Background: We aimed to describe how patients with lung cancer affected by COVID-19 recovered and were subsequently treated.

Methods: From March 4th to May 12th, 2020, we have previously identified 23 COVID-19 lung cancer patients confirmed by SARS-CoV-2 RT-PCR in our institution (HGUGM; Madrid, Spain). After symptom recovery patients were tested weekly with nasopharyngeal swabs for SARS-CoV2. We did not start any anticancer treatment until at least 1 PCR confirmed a negative SARS-CoV-2 result. We reviewed treatment records, hospitalization, and outcomes of patients who recovered from COVID-19.

Results: With a median follow-up of 9.7 weeks after COVID-19 diagnosis (range 3.7-13 weeks), 15 patients are clinically recovered (65%) and 8 patients died (35%) from COVID-19. In COVID-19 survivors, time to SARS-CoV-2 PCR negativization from symptoms onset was 31 days (range 13-54 days). Three patients remain SARS-CoV-2 RT-PCR positive to date. Of the 12 patients who negativized for SARS-CoV-2, 8 pts have started systemic anticancer treatment as follows: immune checkpoint inhibitors (n=3), chemotherapy (n=3), and initiation of definitive thoracic chemoradiation (n=2). All 3 pts on immunotherapy resumed the same treatment that they were receiving before COVID-19 (pembrolizumab, atezolizumab), as 2 out of 3 pts did with chemotherapy (pemetrexed; carboplatin + paclitaxel). With a median time on treatment of 40 days (range 22-48 days), only 1 patient has developed treatment-related adverse events so far (grade 1 thrombocytopenia after cycle 1, and grade 2 neutropenia after cycle 2 of carboplatin plus etoposide in a patient with relapsed SCLC previously treated with chemoradiation). The 4 patients with negative SARS-CoV-2 PCR who did not start any further treatment had either already completed planned treatment just before COVID-19 or were under surveillance without evidence of disease. Readmission was required in 4/15 patients: 1 pt due to tumor progression and pulmonary embolism, 1 pt due to brain edema from known brain metastasis, 1 pt due to Salmonella gastroenteritis, and 1 pt with hematuria due to prostate cancer. Of note, 1 patient who previously tested negative for SARS-CoV-2 -and who already resumed chemotherapy tested positive again upon admission without COVID-19-related symptoms.

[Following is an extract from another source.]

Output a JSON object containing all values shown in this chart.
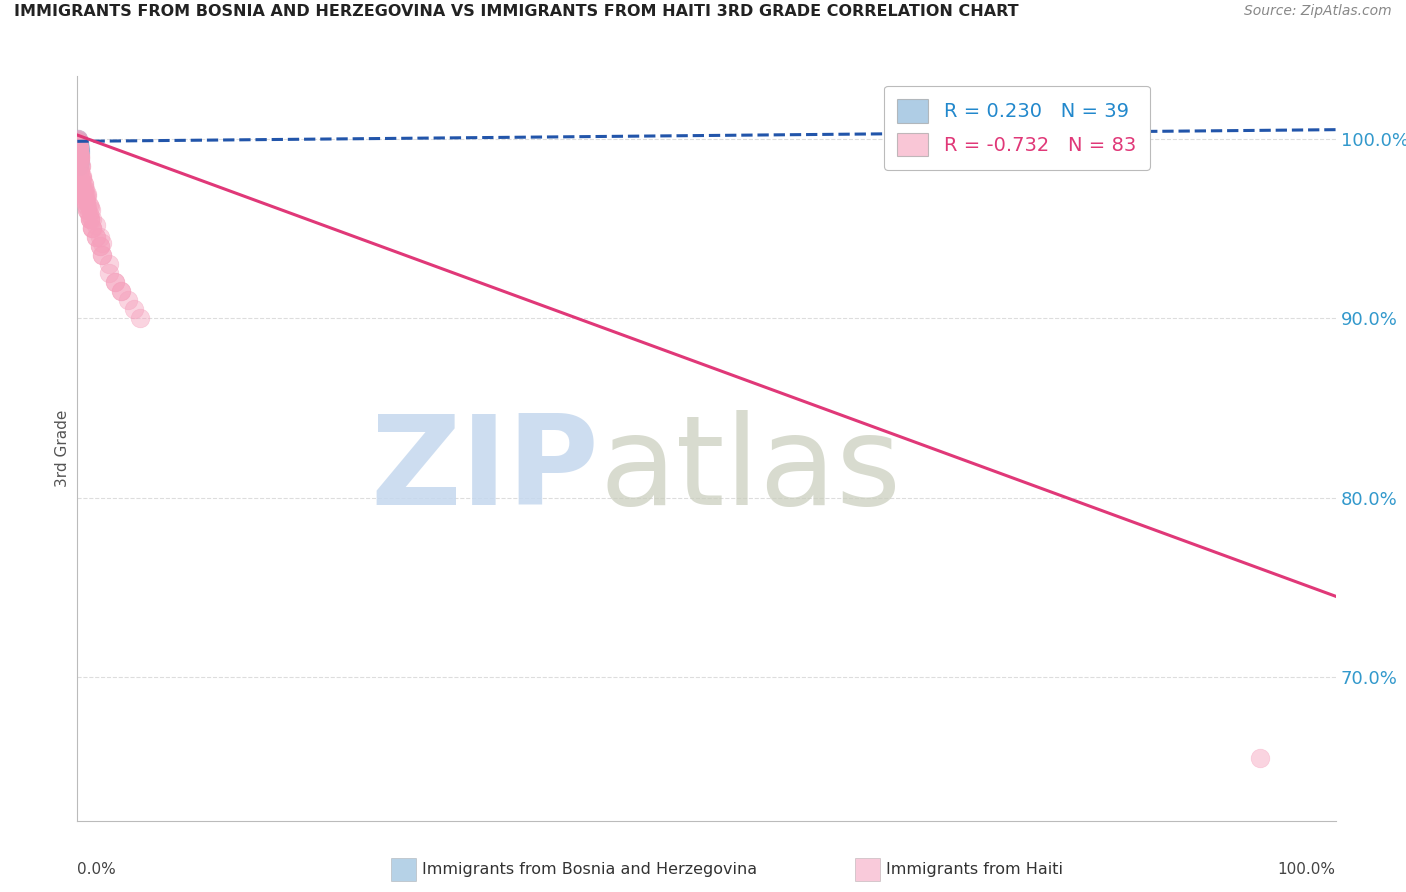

Conclusions: Lung cancer patients who survived COVID-19 can be considered for cancer treatment without preliminary early safety concerns. Long-term efficacy and safety evaluation by treatment modality is needed.

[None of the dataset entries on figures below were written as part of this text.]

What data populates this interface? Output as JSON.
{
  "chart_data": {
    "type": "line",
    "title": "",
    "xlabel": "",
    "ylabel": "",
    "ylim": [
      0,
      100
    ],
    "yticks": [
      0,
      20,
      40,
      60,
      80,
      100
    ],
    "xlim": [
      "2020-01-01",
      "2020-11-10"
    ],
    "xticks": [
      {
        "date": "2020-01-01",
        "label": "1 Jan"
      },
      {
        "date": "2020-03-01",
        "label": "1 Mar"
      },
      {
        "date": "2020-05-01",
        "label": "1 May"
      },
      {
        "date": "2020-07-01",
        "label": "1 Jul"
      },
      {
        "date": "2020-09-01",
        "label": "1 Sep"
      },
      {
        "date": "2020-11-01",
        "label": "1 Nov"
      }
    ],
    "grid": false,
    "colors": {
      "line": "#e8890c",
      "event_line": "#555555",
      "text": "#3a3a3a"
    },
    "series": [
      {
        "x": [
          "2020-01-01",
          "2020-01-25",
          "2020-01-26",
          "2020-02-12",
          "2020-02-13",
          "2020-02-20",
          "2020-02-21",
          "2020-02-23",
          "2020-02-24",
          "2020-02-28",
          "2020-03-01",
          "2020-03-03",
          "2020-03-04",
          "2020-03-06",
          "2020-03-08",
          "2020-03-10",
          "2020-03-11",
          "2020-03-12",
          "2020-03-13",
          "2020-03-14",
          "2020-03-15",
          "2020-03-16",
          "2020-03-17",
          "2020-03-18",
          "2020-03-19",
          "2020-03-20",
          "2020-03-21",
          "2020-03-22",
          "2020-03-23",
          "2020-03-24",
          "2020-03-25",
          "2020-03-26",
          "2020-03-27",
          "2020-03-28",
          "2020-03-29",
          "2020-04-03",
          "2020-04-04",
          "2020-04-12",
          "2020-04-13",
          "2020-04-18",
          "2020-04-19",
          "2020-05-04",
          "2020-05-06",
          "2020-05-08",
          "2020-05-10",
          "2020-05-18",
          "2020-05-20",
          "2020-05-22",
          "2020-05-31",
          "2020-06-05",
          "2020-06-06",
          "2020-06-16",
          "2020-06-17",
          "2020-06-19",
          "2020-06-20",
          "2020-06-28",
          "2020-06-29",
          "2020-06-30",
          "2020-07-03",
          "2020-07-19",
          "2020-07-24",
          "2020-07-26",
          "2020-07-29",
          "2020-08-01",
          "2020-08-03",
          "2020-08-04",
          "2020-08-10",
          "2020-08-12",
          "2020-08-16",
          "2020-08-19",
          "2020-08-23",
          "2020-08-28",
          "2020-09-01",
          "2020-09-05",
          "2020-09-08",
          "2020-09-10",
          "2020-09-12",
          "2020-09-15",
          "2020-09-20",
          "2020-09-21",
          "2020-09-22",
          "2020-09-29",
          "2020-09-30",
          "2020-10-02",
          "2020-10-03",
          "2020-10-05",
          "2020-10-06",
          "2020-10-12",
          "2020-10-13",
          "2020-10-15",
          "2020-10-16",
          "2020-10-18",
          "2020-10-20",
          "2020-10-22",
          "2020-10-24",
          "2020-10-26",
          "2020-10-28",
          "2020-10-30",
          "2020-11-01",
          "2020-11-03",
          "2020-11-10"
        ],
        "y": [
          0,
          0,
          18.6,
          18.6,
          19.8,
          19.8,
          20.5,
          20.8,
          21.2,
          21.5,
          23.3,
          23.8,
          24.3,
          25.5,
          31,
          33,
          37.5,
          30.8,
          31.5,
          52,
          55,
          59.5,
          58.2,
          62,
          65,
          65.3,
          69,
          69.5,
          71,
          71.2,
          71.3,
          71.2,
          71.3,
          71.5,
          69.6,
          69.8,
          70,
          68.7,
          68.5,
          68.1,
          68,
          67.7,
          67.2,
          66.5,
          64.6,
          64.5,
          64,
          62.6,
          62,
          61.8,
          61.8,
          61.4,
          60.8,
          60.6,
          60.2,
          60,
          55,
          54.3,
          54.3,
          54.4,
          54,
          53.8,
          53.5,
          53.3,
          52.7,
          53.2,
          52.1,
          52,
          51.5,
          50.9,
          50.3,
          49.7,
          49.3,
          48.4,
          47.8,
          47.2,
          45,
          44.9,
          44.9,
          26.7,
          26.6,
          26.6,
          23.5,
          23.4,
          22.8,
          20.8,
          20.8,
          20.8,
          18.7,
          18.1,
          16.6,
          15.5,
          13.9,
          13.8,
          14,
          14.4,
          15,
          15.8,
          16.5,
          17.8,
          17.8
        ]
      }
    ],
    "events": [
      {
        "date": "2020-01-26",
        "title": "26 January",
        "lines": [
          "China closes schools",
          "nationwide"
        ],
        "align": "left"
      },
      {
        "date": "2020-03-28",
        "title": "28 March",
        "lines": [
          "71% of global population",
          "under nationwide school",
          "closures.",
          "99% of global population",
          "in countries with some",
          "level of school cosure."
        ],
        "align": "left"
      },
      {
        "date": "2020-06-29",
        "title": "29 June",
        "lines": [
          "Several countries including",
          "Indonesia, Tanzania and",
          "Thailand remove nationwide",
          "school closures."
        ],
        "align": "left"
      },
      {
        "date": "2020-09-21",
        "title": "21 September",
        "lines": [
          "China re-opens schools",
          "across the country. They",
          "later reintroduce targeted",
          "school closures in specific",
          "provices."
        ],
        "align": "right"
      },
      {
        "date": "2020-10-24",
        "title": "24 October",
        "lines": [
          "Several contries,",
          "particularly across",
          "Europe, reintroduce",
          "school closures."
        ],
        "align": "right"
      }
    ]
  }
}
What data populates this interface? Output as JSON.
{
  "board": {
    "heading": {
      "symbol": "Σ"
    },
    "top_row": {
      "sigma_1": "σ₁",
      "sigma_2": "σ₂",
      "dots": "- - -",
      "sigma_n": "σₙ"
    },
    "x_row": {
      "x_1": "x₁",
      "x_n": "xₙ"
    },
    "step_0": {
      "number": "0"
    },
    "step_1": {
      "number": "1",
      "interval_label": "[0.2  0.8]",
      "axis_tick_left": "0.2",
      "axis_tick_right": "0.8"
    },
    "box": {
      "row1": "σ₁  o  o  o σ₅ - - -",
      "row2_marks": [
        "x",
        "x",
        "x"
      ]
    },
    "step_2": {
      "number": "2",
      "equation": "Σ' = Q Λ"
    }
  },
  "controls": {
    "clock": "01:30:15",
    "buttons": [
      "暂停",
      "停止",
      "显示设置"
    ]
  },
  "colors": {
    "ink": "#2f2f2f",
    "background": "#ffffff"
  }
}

Citation Format: Antonio Calles, Mar Galera, Inmaculada Aparicio, Manuel Alva, Marianela Bringas, Natalia Gutierrez, Javier Soto, Victoria Tirado, Rosa Alvarez. Safety outcomes of resuming anticancer treatment in patients with lung cancer affected by COVID-19 illness [abstract]. In: Proceedings of the AACR Virtual Meeting: COVID-19 and Cancer; 2020 Jul 20-22. Philadelphia (PA): AACR; Clin Cancer Res 2020;26(18_Suppl):Abstract nr PO-036.